# My boys...



## NyGoatMom (Jan 26, 2013)

Booker...my wether... 5 year old Boer


----------



## NyGoatMom (Jan 26, 2013)

And Dallas....my buck 2 yo Fainter


----------



## Tayet (Feb 9, 2012)

Dallas is a cutie! I love Booker's ears


----------



## NyGoatMom (Jan 26, 2013)

Thanks  They aren't the best pics but it's too cold to go out and get more...lol


----------



## ksalvagno (Oct 6, 2009)

Very cute!


----------



## kccjer (Jan 27, 2012)

Cute boys!


----------



## MsScamp (Feb 1, 2010)

NyGoatMom said:


> They aren't the best pics but it's too cold to go out and get more...lol


I can't see a thing wrong with either of the pictures. I have to agree - Booker is a definite looker! Dallas has some very unique coloring and those expressive ears that go up and down and are just too funny and cute!


----------



## NyGoatMom (Jan 26, 2013)

Thanks Goatcrazy!
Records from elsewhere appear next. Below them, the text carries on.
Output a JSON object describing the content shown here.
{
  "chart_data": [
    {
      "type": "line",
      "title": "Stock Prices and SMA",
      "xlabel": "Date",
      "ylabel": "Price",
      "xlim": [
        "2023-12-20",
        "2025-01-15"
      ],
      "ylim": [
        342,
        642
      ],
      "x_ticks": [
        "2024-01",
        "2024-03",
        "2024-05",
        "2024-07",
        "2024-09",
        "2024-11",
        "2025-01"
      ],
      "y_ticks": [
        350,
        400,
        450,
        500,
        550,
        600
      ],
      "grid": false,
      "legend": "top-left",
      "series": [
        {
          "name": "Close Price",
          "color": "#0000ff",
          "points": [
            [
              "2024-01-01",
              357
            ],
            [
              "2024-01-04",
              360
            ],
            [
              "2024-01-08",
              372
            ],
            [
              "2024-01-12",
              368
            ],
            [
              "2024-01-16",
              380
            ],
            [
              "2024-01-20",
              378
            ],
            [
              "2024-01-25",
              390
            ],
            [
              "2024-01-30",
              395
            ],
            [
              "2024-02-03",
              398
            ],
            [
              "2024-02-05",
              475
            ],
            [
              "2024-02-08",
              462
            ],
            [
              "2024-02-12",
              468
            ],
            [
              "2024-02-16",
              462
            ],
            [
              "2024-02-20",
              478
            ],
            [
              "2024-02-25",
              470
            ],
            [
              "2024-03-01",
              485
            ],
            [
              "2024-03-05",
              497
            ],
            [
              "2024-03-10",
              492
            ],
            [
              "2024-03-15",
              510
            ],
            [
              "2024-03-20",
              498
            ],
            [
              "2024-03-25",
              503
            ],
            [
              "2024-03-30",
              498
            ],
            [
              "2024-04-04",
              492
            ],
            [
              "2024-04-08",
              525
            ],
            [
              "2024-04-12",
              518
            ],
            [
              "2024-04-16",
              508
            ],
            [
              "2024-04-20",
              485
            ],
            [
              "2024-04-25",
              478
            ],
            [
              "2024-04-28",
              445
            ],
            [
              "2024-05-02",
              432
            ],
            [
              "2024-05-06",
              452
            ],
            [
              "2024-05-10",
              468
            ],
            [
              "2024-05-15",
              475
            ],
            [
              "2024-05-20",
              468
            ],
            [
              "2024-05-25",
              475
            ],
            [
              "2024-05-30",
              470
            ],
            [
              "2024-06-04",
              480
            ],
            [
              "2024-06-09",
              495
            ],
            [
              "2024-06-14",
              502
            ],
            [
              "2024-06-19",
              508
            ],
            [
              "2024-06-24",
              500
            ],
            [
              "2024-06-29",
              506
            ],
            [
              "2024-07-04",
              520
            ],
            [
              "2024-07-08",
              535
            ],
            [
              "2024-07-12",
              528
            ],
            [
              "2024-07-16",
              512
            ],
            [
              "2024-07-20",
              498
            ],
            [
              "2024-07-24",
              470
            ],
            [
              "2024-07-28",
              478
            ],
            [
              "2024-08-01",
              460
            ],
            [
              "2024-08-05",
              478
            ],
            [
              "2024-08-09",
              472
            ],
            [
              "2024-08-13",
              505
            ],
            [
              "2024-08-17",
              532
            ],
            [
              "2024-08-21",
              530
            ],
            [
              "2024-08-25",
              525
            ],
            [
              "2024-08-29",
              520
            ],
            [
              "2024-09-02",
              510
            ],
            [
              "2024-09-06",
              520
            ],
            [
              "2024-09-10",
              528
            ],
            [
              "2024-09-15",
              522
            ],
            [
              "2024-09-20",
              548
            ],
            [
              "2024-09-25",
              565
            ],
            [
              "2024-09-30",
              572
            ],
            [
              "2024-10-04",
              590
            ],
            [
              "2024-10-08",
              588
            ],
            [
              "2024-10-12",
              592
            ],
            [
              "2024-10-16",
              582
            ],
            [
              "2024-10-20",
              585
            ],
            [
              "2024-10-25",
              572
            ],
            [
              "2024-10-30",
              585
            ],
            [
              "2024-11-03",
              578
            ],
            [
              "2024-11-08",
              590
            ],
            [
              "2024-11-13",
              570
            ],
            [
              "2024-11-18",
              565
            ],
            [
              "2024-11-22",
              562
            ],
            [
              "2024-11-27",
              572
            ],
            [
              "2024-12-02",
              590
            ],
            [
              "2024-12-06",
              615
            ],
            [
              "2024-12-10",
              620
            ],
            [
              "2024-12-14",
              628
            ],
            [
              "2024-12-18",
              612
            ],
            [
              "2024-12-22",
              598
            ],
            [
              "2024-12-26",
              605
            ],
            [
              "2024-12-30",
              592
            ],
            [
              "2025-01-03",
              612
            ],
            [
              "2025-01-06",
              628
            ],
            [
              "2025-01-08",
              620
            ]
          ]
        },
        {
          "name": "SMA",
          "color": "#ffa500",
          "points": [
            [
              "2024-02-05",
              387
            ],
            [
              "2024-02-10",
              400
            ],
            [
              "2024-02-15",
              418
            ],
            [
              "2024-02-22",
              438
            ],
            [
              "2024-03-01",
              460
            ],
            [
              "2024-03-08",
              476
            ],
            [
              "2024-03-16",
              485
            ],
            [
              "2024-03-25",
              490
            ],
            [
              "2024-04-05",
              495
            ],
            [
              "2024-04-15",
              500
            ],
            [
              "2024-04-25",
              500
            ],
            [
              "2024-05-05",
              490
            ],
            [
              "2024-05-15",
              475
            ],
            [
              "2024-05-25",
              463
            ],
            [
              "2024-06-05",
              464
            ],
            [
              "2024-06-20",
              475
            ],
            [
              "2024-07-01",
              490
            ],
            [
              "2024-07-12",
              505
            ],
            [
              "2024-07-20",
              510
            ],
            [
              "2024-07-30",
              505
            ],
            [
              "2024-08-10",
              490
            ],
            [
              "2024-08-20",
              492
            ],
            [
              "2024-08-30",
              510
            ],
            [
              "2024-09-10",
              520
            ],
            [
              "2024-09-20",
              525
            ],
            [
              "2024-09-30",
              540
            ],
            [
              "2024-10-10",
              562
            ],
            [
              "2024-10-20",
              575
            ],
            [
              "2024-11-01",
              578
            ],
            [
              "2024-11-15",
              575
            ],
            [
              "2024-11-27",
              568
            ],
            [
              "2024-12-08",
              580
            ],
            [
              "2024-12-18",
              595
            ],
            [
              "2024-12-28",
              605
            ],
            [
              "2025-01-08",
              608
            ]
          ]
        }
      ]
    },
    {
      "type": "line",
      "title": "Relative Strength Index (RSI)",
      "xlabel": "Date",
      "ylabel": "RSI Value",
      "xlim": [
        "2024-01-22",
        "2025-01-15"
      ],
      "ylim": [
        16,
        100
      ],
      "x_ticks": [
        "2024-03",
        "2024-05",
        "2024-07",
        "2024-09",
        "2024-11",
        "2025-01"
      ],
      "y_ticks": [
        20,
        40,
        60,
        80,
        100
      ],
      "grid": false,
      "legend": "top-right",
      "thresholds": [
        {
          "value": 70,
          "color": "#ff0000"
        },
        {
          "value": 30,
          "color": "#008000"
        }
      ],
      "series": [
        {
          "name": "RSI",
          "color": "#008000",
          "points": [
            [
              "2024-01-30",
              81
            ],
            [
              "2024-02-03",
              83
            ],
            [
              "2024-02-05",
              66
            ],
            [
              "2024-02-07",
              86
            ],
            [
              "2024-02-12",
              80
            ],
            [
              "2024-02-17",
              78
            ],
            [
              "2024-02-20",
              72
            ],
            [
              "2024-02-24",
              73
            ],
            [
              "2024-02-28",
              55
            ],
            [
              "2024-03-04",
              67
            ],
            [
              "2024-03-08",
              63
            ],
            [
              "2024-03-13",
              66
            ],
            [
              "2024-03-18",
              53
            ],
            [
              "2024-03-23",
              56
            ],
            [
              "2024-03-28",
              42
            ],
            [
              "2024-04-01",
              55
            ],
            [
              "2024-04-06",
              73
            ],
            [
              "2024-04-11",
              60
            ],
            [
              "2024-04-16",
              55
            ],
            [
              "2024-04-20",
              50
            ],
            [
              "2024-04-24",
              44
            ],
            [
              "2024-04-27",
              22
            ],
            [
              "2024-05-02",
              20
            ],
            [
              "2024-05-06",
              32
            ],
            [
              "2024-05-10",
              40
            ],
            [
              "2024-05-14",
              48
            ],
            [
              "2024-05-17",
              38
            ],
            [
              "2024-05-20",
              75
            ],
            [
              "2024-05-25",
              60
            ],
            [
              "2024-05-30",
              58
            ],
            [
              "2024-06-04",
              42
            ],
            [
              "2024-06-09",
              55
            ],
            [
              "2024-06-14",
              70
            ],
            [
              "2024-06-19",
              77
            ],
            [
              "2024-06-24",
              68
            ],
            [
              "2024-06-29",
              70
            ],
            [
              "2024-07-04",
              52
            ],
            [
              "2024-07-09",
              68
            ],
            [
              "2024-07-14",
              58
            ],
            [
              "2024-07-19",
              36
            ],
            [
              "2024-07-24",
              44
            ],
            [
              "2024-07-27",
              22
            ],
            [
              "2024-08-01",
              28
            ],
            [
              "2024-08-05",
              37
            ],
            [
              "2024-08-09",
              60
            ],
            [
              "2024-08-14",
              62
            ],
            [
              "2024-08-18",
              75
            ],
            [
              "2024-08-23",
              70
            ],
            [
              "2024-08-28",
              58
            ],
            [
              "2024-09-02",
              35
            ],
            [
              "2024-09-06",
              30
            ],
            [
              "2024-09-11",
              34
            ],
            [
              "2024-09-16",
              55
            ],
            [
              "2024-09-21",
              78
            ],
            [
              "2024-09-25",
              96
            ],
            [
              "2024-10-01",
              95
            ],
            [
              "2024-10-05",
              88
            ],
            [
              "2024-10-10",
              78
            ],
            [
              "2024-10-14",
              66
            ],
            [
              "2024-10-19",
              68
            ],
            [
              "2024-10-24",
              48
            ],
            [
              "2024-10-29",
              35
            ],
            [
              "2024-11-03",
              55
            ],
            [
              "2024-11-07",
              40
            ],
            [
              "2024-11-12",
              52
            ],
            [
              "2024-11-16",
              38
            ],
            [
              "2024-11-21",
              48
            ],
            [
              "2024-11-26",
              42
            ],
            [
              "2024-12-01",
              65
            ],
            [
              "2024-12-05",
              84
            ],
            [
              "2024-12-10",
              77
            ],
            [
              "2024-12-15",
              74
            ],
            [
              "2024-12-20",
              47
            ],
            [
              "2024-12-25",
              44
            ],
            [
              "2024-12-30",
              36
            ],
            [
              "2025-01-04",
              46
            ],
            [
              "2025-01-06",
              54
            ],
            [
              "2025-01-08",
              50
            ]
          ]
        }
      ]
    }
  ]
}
I may be replacing Booker so I can get an Angora goat and make a bit of feed money back....but he is a nice goat!


----------



## toth boer goats (Jul 20, 2008)

Nice


----------



## Trickyroo (Sep 26, 2012)

Booker is adorable ! I love the horns on Dallas , nice rack , lolol.
He is very handsome as well


----------



## happybleats (Sep 12, 2010)

cute faces


----------



## NyGoatMom (Jan 26, 2013)

Thanks Cathy...I really got Booker since he was the only wether available the time in my price range. He is cute,he used to be more friendly but his previous owner never trimmed his hooves...so we did and now he is afraid that every time we touch him,we are going to do something awful to him...sooo if yuo don't have food,he is very leary!


----------



## goatgirl16 (Nov 21, 2012)

Oh my I love his horns!!! They are both stunning!


----------



## NyGoatMom (Jan 26, 2013)

Thanks


----------



## sassy (Nov 29, 2013)

Your boys are awesome !!!booker is a looker....


----------



## NyGoatMom (Jan 26, 2013)

And she rhymes  Thanks


----------



## NyGoatMom (Jan 26, 2013)

Trickyroo said:


> Booker is adorable ! I love the horns on Dallas , nice rack , lolol.
> He is very handsome as well


Thanks tricky


----------